Weitere Erfordernisse bei der Aufstellung von Verkehrszeichen

VZ dürfen nicht die freie Sicht beeinträchtigen. VZ müssen gegen Verschieben, Umstürzen oder Verdrehen durch Wind, Fahrtwind oder andere Einflüsse gesichert sein.

Der Aufbau von Geschwindigkeitstrichtern hat in Richtung zur Baustelle zu erfolgen, der Abbau in entgegengesetzte Richtung. Die Aufstellung der anderen VZ hat so zu erfolgen, dass
Missverständnisse eindeutig ausgeschlossen sind.
Das VZ "Vorgeschriebene Fahrtrichtung" darf auch auf der Fahrbahn (wie etwa auf einer Schutzinsel oder vor einem Hindernis) stehen, bei den VZ "Fahrverbot (in beiden Richtungen)"bzw. "Einfahrt verboten" ist dies hingegen gemäß StVO nicht möglich.

VZ stehen im Normalfall rechtwinkelig zur Fahrbahn, bei Kurven ist ein Anpassen an die Annäherungsrichtung zulässig. VZ sind so aufzustellen, dass sie ausschließlich für den Verkehr sichtbar sind, für den sie gelten. Im Notfall sind Sichtblenden anzubringen.

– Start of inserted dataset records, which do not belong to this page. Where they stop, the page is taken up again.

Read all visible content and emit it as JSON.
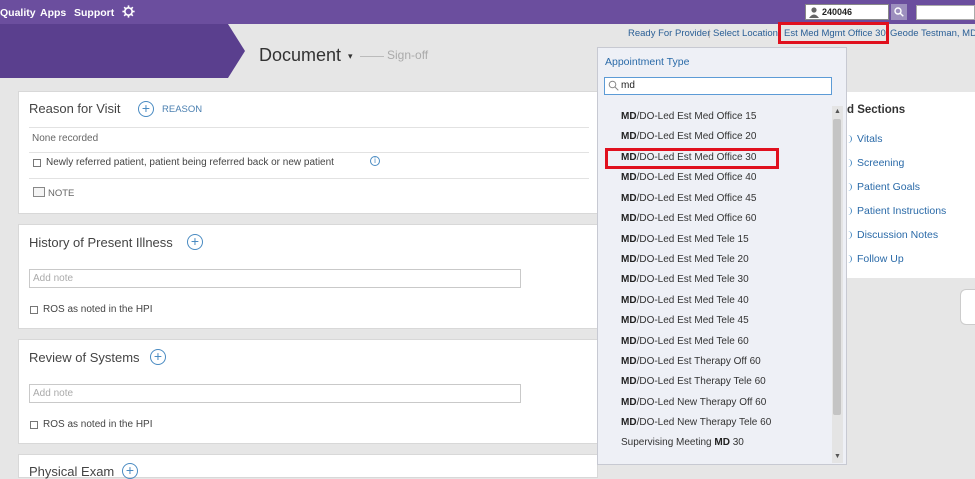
{
  "nav": {
    "quality": "Quality",
    "apps": "Apps",
    "support": "Support"
  },
  "patient": {
    "id": "240046"
  },
  "document": {
    "title": "Document",
    "caret": "▾",
    "signoff": "Sign-off"
  },
  "header_links": {
    "ready": "Ready For Provider",
    "sep": "|",
    "select_location": "Select Location",
    "location": "Est Med Mgmt Office 30",
    "user": "Geode Testman, MD"
  },
  "reason_for_visit": {
    "title": "Reason for Visit",
    "add_label": "REASON",
    "none_recorded": "None recorded",
    "checkbox_label": "Newly referred patient, patient being referred back or new patient",
    "note_label": "NOTE"
  },
  "hpi": {
    "title": "History of Present Illness",
    "note_placeholder": "Add note",
    "checkbox_label": "ROS as noted in the HPI"
  },
  "ros": {
    "title": "Review of Systems",
    "note_placeholder": "Add note",
    "checkbox_label": "ROS as noted in the HPI"
  },
  "physical_exam": {
    "title": "Physical Exam"
  },
  "right_panel": {
    "title": "d Sections",
    "items": [
      "Vitals",
      "Screening",
      "Patient Goals",
      "Patient Instructions",
      "Discussion Notes",
      "Follow Up"
    ]
  },
  "appointment_type": {
    "label": "Appointment Type",
    "search_value": "md",
    "options": [
      {
        "bold": "MD",
        "text": "/DO-Led Est Med Office 15"
      },
      {
        "bold": "MD",
        "text": "/DO-Led Est Med Office 20"
      },
      {
        "bold": "MD",
        "text": "/DO-Led Est Med Office 30"
      },
      {
        "bold": "MD",
        "text": "/DO-Led Est Med Office 40"
      },
      {
        "bold": "MD",
        "text": "/DO-Led Est Med Office 45"
      },
      {
        "bold": "MD",
        "text": "/DO-Led Est Med Office 60"
      },
      {
        "bold": "MD",
        "text": "/DO-Led Est Med Tele 15"
      },
      {
        "bold": "MD",
        "text": "/DO-Led Est Med Tele 20"
      },
      {
        "bold": "MD",
        "text": "/DO-Led Est Med Tele 30"
      },
      {
        "bold": "MD",
        "text": "/DO-Led Est Med Tele 40"
      },
      {
        "bold": "MD",
        "text": "/DO-Led Est Med Tele 45"
      },
      {
        "bold": "MD",
        "text": "/DO-Led Est Med Tele 60"
      },
      {
        "bold": "MD",
        "text": "/DO-Led Est Therapy Off 60"
      },
      {
        "bold": "MD",
        "text": "/DO-Led Est Therapy Tele 60"
      },
      {
        "bold": "MD",
        "text": "/DO-Led New Therapy Off 60"
      },
      {
        "bold": "MD",
        "text": "/DO-Led New Therapy Tele 60"
      }
    ],
    "last_option": {
      "prefix": "Supervising Meeting ",
      "bold": "MD",
      "suffix": " 30"
    }
  },
  "colors": {
    "header_purple": "#6b4e9e",
    "band_purple": "#5a3f8e",
    "link_blue": "#2a6aa8",
    "highlight_red": "#e0101e"
  }
}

Bei der bildlichen Darstellung von Verkehrsführungen auf VZ oder sonstigen Hinweistafeln gilt die Umklappregel, das heißt, dass die Zeichnung um die untere Kante nach hinten geklappt, der tatsächlichen Situation entspricht. Eine Ausnahme bildet das VZ "Vorgeschriebene Fahrtrichtung" (§ 52 Z 15), wenn es schräg nach unten weisend das Vorbeifahren regelt oder bei Arbeitsfahrzeugen ganz nach unten weisend eine neutrale Stellung darstellt.

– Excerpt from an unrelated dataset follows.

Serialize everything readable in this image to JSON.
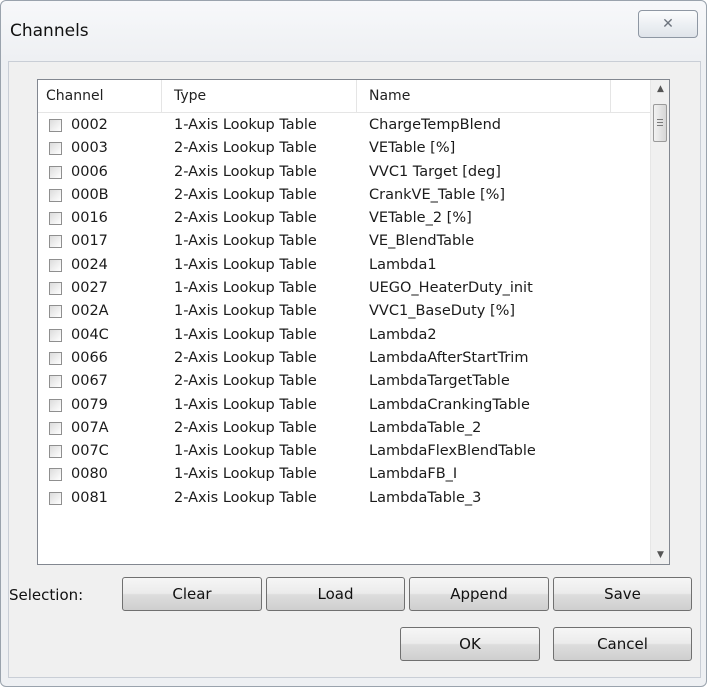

Bei der Aufstellung von VZ, bestimmten Leiteinrichtungen und/oder Abschrankungen sind geeignete Fußplatten und dazu passende Steher zu verwenden. Werden andere Elemente verwendet, so dürfen zur Erzielung der notwendigen Standfestigkeit keine Beschwerungen eingesetzt werden, die bei einem Anprall eines Fahrzeuges weggeschleudert werden können. Die Verwendung von einzurammenden Stehern kann z.B. vom Straßenerhalter untersagt werden.